Die dritte Sektion „Objektensembles – Funktionen und Funktionsbereiche vormoderner Hospitäler“ schließlich legt den Fokus nicht auf einzelne Objekte, sondern vielmehr auf Objektgruppen und deren Bedeutung im Spitalalltag. So beispielsweise Christina Vanja, welche in ihrem Beitrag süddeutsche Spitalbadestuben der Vormoderne behandelt. Das konkrete Objektensemble ist die Einrichtung einer solchen Badestube. Dazu gehört selbstredend auch deren allgemeiner Aufbau. Grundlage sind dabei neben schriftlichen Quellen auch archäologische Grabungsfunde. Neben der Rekonstruktion des Ablaufs des Badevorgangs anhand von konkreten Einrichtungsgegenständen wie Aufgussöfen oder Schwitzstuben wird zudem medizinischen Behandlungsmethoden innerhalb des Badehauses, beispielsweise dem Schröpfen, nachgespürt. Schließlich sei noch auf den Beitrag Georg R. Kaulferschs hingewiesen, der ein wahrlich besonderes Objektensemble näher betrachtet: Das diplomatische Privatarchiv von Johann Maria Warschitz, der in der ersten Hälfte des 16. Jahrhunderts für Kaiser Maximilian I., Kaiser Karl V. und andere Reichsfürsten als Agent und Diplomat tätig war. Dieser Nachlass, bestehend aus einigen Leinentaschen, gefüllt mit Korrespondenz und zu finden im Archiv des St. Katharinenspitals in Regensburg, ist auf vielfältige Weise bemerkenswert. Nicht nur, weil ein solcher Nachlass einzigartig in Spitalarchiven ist, sondern weil er womöglich handfest aufzeigt, dass ein Spital auch in der Frühen Neuzeit durchaus noch als Übernachtungsmöglichkeit von Reisenden wahrgenommen wurde. So zumindest erklärt es sich der Autor, dass ein solch ungewöhnlicher Nachlass den Weg in das Spitalarchiv gefunden hat: Der Diplomat Warschitz wird besagtes Privatarchiv dort deponiert haben, um es auf seinen ausgedehnten Reisen nicht ständig mitführen zu müssen. Der Tod in der Fremde jedoch verhinderte, dass Johann Maria Warschnitz sein Archiv wieder an sich nehmen konnte.

Zusammenfassend wird deutlich: In dem Band „Spitalobjekte. Materielle Kulturen des Spitals in der Vormoderne“ wurde mitnichten eine rein isolierte Objektgeschichte geschrieben, sondern eine allgemeine Beschreibung materieller Kultur im Gesamtkontext „Spital“ gegeben.
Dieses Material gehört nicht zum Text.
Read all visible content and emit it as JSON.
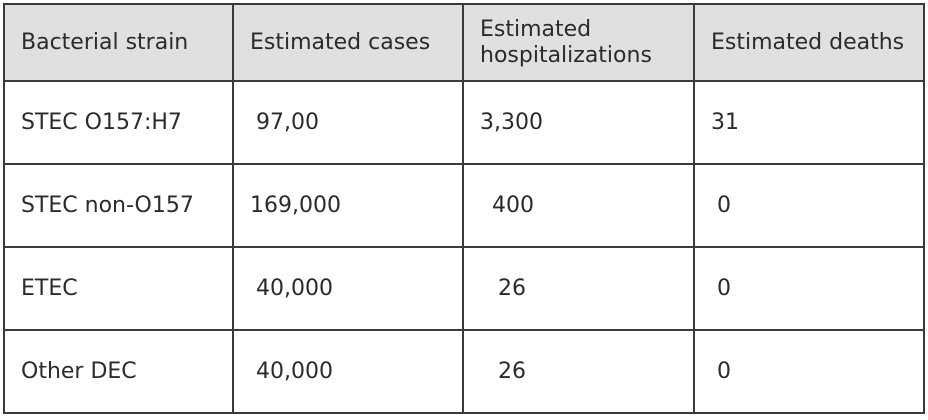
{
  "table": {
    "headers": [
      "Bacterial strain",
      "Estimated cases",
      "Estimated hospitalizations",
      "Estimated deaths"
    ],
    "rows": [
      [
        "STEC O157:H7",
        "97,00",
        "3,300",
        "31"
      ],
      [
        "STEC non-O157",
        "169,000",
        "400",
        "0"
      ],
      [
        "ETEC",
        "40,000",
        "26",
        "0"
      ],
      [
        "Other DEC",
        "40,000",
        "26",
        "0"
      ]
    ]
  }
}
Dabei wurden neue Forschungsfelder und -potentiale aufgezeigt. Der Band stößt gleichsam die Tür auf zu einer neuen Perspektive auf die Spitalgeschichtsforschung. Ausgewertet wurden neben archäologischen Funden und im Archiv überdauernden Objektbeständen vor allem Rechnungsbücher, Hausordnungen, Urkunden und visuelle Quellen wie Bilder. Was zu einem grundsätzlichen Problem führt: So gilt es zu beachten, dass eine Objektgeschichte für Spitäler vor teils erheblichen Herausforderungen steht. Ist doch die materielle Überlieferung oft kaum ausreichend, sodass auf eine Rekonstruktion der materiellen Kultur in der Spitalgeschichte ausgewichen werde muss, was freilich nie eine vollkommen zufriedenstellende Erschließung des Themenkomplexes ermöglichen wird. Das sollte aber keinesfalls vor einer weiteren Beschäftigung mit der Objektgeschichte in diesem Kontext abhalten.